The practical conclusion resulting from this is, that the legislator ought never directly to oppose the public opinion by his measures, by endeavouring to fix a stain of ignominy upon an act of the description of those in question, which are equally liable to originate in the most virtuous as in the most vicious motives, and which consequently escape general reprobation.

But it is not less true, that in a very extensive class of cases, an argument addressed to the understandings and sentiments of the people, would if properly applied, have some considerable effect, as well as on arguments addressed to their fears. If he thought the experiment worth trying, the legislator might do something by the opinion of his probity and his wisdom, and not be forced to do everything by the terror of his power. As he creates the political sanction so he might lead the moral. The people even in this country are by no means ill-disposed to imagine great knowledge where they behold great power. A few kind words, such as the heart of a good legislator will furnish without effort, wild if the substance of the law be not at variance with them, be enough to dispose the people to be not uncharitable in their opinion of his benevolence.

Not that the legislator in our days, and in those countries which, on the subject of government, one has principally in view, ought to expect to possess altogether the same influence over the moral sanction as was exercised by the legislators of such small states as those of Greece and Italy in the first dawnings of society. The most prominent reason of this difference is, that in monarchical governments it is birth, and not any personal qualifications, that fix a man in this office. It is rare that the person in whose name laws are issued is the person who is believed to make them. It is one thing to make laws, and another to touch them with a sceptre.

The Catherines and Gustavuses govern, and are seen to do so. Other Princes are either openly governed, or locking up their bosoms from the people---reign as it were by stealth.

In a mixed government like our's, where the sovereign is a body, he has no personal character. He shows himself to the people only in his compositions, which are all that is known of him. By those writings he may doubtless give some idea of his character. But as his person is in a manner fictitious and invisible, it is not to be expected that the idea of his character should make so strong an impression upon the imagination of the people, as if they had the idea of this or that person to connect it with.
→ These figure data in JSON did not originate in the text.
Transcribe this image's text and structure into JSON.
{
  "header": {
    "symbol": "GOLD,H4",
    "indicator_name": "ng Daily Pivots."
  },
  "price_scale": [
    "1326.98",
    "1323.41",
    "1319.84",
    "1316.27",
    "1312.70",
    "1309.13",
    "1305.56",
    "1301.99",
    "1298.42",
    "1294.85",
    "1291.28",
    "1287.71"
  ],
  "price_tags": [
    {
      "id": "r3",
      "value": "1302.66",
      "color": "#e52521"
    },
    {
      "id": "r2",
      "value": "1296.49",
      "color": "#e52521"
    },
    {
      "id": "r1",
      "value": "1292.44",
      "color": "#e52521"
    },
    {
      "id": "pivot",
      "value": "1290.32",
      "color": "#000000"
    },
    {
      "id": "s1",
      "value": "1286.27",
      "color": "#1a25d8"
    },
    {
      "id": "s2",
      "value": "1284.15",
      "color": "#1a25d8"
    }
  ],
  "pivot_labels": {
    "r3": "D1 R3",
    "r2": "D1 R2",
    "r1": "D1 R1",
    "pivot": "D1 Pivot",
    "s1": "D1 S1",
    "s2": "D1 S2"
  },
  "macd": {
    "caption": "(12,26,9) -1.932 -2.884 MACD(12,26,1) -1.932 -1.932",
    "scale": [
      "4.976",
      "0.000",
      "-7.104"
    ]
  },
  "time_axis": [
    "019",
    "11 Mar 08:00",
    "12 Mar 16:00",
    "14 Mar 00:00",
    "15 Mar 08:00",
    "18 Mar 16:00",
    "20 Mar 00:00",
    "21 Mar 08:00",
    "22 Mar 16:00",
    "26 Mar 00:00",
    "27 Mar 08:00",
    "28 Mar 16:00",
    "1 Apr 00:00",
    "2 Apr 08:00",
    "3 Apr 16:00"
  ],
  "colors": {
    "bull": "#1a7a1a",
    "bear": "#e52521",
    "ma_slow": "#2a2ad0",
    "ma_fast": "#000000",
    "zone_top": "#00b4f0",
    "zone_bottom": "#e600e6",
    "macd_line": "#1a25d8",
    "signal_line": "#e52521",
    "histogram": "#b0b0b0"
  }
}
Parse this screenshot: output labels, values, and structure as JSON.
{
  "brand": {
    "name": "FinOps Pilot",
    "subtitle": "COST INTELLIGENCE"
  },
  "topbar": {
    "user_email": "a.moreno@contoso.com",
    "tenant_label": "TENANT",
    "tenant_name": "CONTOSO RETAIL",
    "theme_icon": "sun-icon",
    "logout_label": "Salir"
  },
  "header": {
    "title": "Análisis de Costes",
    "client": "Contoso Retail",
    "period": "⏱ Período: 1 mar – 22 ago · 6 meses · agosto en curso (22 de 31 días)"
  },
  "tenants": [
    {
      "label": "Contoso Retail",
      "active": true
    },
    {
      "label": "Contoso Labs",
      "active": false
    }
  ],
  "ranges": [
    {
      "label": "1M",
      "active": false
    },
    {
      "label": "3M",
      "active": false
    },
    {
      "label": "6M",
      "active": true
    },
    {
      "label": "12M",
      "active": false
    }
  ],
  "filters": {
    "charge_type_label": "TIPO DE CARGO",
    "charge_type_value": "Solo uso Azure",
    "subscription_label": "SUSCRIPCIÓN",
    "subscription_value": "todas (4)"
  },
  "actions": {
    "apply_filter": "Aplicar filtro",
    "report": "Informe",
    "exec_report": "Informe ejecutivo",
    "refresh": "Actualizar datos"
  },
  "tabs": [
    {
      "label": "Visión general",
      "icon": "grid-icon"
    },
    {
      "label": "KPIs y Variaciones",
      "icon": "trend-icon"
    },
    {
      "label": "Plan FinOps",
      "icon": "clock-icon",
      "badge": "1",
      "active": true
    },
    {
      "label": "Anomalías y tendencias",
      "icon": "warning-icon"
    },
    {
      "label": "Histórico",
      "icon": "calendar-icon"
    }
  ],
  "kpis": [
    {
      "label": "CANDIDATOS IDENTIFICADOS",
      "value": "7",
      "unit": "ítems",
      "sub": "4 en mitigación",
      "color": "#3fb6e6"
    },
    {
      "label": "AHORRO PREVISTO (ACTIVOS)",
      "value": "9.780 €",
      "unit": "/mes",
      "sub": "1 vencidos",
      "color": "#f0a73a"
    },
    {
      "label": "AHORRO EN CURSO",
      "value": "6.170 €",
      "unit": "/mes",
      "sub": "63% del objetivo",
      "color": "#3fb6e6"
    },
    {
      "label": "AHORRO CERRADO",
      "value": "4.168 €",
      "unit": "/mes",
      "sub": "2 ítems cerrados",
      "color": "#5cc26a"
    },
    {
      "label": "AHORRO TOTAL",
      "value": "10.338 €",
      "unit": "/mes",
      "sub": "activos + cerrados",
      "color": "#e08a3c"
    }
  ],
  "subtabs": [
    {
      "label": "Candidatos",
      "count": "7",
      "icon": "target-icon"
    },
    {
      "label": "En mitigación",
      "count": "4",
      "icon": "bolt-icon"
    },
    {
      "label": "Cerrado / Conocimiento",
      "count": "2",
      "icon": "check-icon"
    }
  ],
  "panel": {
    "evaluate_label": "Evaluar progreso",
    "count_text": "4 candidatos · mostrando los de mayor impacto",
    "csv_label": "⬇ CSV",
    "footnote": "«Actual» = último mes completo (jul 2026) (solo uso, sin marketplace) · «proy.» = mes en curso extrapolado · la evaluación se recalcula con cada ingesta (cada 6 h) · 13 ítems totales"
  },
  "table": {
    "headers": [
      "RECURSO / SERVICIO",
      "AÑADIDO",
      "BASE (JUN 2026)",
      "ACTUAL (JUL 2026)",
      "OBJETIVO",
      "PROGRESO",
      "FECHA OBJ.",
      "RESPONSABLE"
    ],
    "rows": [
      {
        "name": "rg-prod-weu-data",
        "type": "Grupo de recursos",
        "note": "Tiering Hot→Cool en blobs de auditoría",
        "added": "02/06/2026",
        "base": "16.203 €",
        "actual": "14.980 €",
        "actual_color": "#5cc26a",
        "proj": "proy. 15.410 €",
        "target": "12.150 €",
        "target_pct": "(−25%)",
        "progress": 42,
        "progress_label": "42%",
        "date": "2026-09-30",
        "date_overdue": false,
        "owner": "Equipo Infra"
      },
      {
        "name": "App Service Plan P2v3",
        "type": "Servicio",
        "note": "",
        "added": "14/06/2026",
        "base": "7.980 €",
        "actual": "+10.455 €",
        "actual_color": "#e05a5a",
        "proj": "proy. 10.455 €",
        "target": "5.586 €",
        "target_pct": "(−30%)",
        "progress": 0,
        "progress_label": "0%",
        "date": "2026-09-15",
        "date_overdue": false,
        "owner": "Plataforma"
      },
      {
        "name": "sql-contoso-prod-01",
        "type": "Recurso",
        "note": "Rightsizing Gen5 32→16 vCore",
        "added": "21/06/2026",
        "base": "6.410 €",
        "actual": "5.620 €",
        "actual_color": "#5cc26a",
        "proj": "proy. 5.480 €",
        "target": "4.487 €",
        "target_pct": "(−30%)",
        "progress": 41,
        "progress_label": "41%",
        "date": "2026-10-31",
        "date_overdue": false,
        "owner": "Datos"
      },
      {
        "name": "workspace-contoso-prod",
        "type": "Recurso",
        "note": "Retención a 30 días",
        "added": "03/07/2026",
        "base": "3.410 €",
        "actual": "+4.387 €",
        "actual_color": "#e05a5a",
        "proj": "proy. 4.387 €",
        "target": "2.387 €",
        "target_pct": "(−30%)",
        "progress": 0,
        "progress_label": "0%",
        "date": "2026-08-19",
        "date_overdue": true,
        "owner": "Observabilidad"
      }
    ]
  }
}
In the small states of Greece the business of legislation stood upon a very different footing. The Zaleucuses, the Solons, the Lycurguses, were the most popular men in their respective states. It was from their popularity, and nothing else, that they derived their title. They were philosophers and moralists as well as legislators: their laws had as much of instruction in them as of coercion: as much of lectures as of commands. The respect of the people had already placed the power of the moral sanction in their hands, before they were invested with the means of giving direction to the political. Members of a small state, the people of which lived as if they were but one family; they were better known to the whole people, for whom they made laws, than with us a member ordinarily is by the people of the county he is chosen for.
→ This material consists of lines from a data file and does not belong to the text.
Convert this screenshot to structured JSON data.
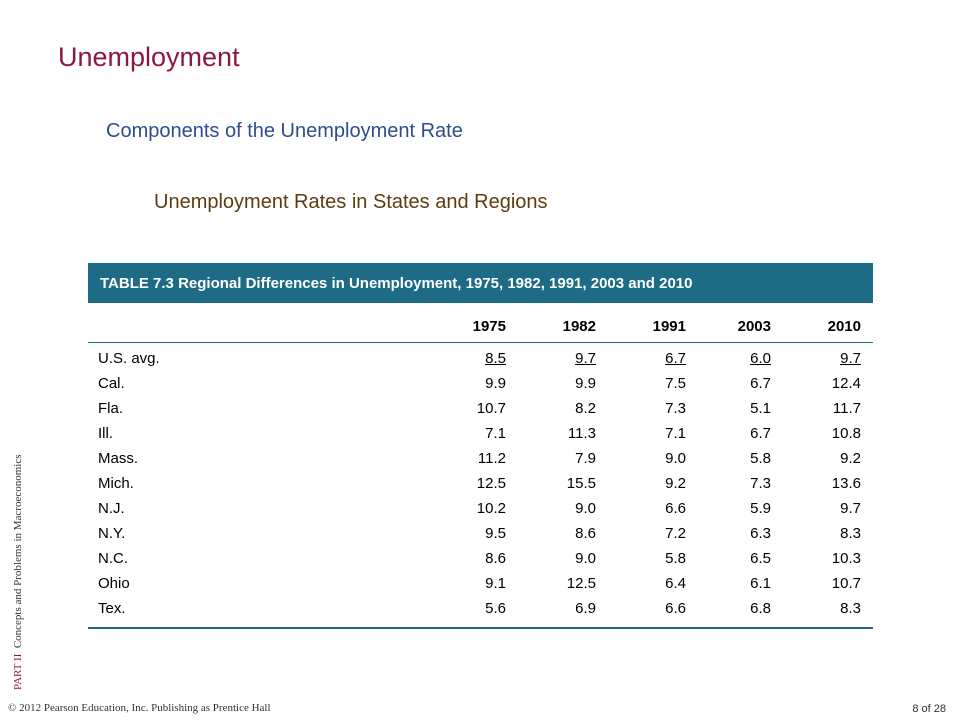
{
  "slide": {
    "title": "Unemployment",
    "subtitle": "Components of the Unemployment Rate",
    "subsubtitle": "Unemployment Rates in States and Regions"
  },
  "sidebar": {
    "part": "PART II",
    "book": "Concepts and Problems in Macroeconomics"
  },
  "footer": {
    "copyright": "© 2012 Pearson Education, Inc. Publishing as Prentice Hall",
    "page": "8 of 28"
  },
  "table": {
    "caption": "TABLE 7.3  Regional Differences in Unemployment, 1975, 1982, 1991, 2003 and 2010",
    "columns": [
      "",
      "1975",
      "1982",
      "1991",
      "2003",
      "2010"
    ],
    "rows": [
      [
        "U.S. avg.",
        "8.5",
        "9.7",
        "6.7",
        "6.0",
        "9.7"
      ],
      [
        "Cal.",
        "9.9",
        "9.9",
        "7.5",
        "6.7",
        "12.4"
      ],
      [
        "Fla.",
        "10.7",
        "8.2",
        "7.3",
        "5.1",
        "11.7"
      ],
      [
        "Ill.",
        "7.1",
        "11.3",
        "7.1",
        "6.7",
        "10.8"
      ],
      [
        "Mass.",
        "11.2",
        "7.9",
        "9.0",
        "5.8",
        "9.2"
      ],
      [
        "Mich.",
        "12.5",
        "15.5",
        "9.2",
        "7.3",
        "13.6"
      ],
      [
        "N.J.",
        "10.2",
        "9.0",
        "6.6",
        "5.9",
        "9.7"
      ],
      [
        "N.Y.",
        "9.5",
        "8.6",
        "7.2",
        "6.3",
        "8.3"
      ],
      [
        "N.C.",
        "8.6",
        "9.0",
        "5.8",
        "6.5",
        "10.3"
      ],
      [
        "Ohio",
        "9.1",
        "12.5",
        "6.4",
        "6.1",
        "10.7"
      ],
      [
        "Tex.",
        "5.6",
        "6.9",
        "6.6",
        "6.8",
        "8.3"
      ]
    ]
  },
  "colors": {
    "title": "#8b1a3a",
    "subtitle": "#2e4c91",
    "subsubtitle": "#5c3d11",
    "table_accent": "#1d6b85"
  }
}
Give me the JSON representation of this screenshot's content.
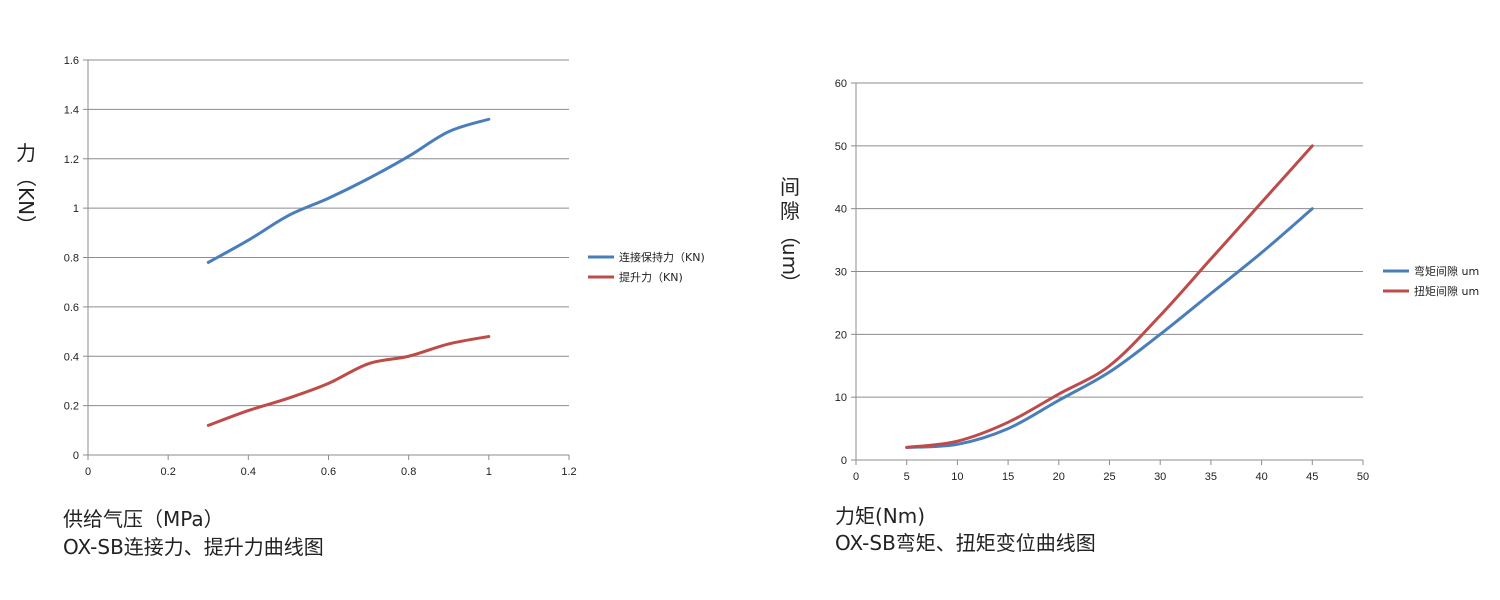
{
  "chart_data": [
    {
      "type": "line",
      "x": [
        0.3,
        0.4,
        0.5,
        0.6,
        0.7,
        0.8,
        0.9,
        1.0
      ],
      "series": [
        {
          "name": "连接保持力（KN)",
          "color": "#4a7ebb",
          "values": [
            0.78,
            0.87,
            0.97,
            1.04,
            1.12,
            1.21,
            1.31,
            1.36
          ]
        },
        {
          "name": "提升力（KN)",
          "color": "#be4b48",
          "values": [
            0.12,
            0.18,
            0.23,
            0.29,
            0.37,
            0.4,
            0.45,
            0.48
          ]
        }
      ],
      "xlim": [
        0,
        1.2
      ],
      "ylim": [
        0,
        1.6
      ],
      "xticks": [
        "0",
        "0.2",
        "0.4",
        "0.6",
        "0.8",
        "1",
        "1.2"
      ],
      "yticks": [
        "0",
        "0.2",
        "0.4",
        "0.6",
        "0.8",
        "1",
        "1.2",
        "1.4",
        "1.6"
      ],
      "ylabel_lines": [
        "力",
        "（",
        "KN",
        "）"
      ],
      "xlabel": "供给气压（MPa）",
      "title": "OX-SB连接力、提升力曲线图",
      "grid": true,
      "legend": "right"
    },
    {
      "type": "line",
      "x": [
        5,
        10,
        15,
        20,
        25,
        30,
        35,
        40,
        45
      ],
      "series": [
        {
          "name": "弯矩间隙 um",
          "color": "#4a7ebb",
          "values": [
            2,
            2.5,
            5,
            9.5,
            14,
            20,
            26.5,
            33,
            40
          ]
        },
        {
          "name": "扭矩间隙 um",
          "color": "#be4b48",
          "values": [
            2,
            3,
            6,
            10.5,
            15,
            23,
            32,
            41,
            50
          ]
        }
      ],
      "xlim": [
        0,
        50
      ],
      "ylim": [
        0,
        60
      ],
      "xticks": [
        "0",
        "5",
        "10",
        "15",
        "20",
        "25",
        "30",
        "35",
        "40",
        "45",
        "50"
      ],
      "yticks": [
        "0",
        "10",
        "20",
        "30",
        "40",
        "50",
        "60"
      ],
      "ylabel_lines": [
        "间",
        "隙",
        "（",
        "um",
        "）"
      ],
      "xlabel": "力矩(Nm)",
      "title": "OX-SB弯矩、扭矩变位曲线图",
      "grid": true,
      "legend": "right"
    }
  ]
}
In those days, men seem to have been more under the government of opinion than at present. The word of this or that man, whom they knew and reverenced, would go further with them than at present. Not that their passions, as it should seem, were more obsequious to reason; but their reason was more obsequious to the reason of a single man. A little learning, or the appearance of it, gleaned from foreign nations, gave a man an advantage over the rest, which no possible superiority of learning could give a man at present. Ipse dixit is an expression that took its rise front the blind obsequiousness of the disciples of Pythagoras: and not ill characteristic of the manner of thinking of those who pretended to make any use of their thinking faculty throughout ancient Greece.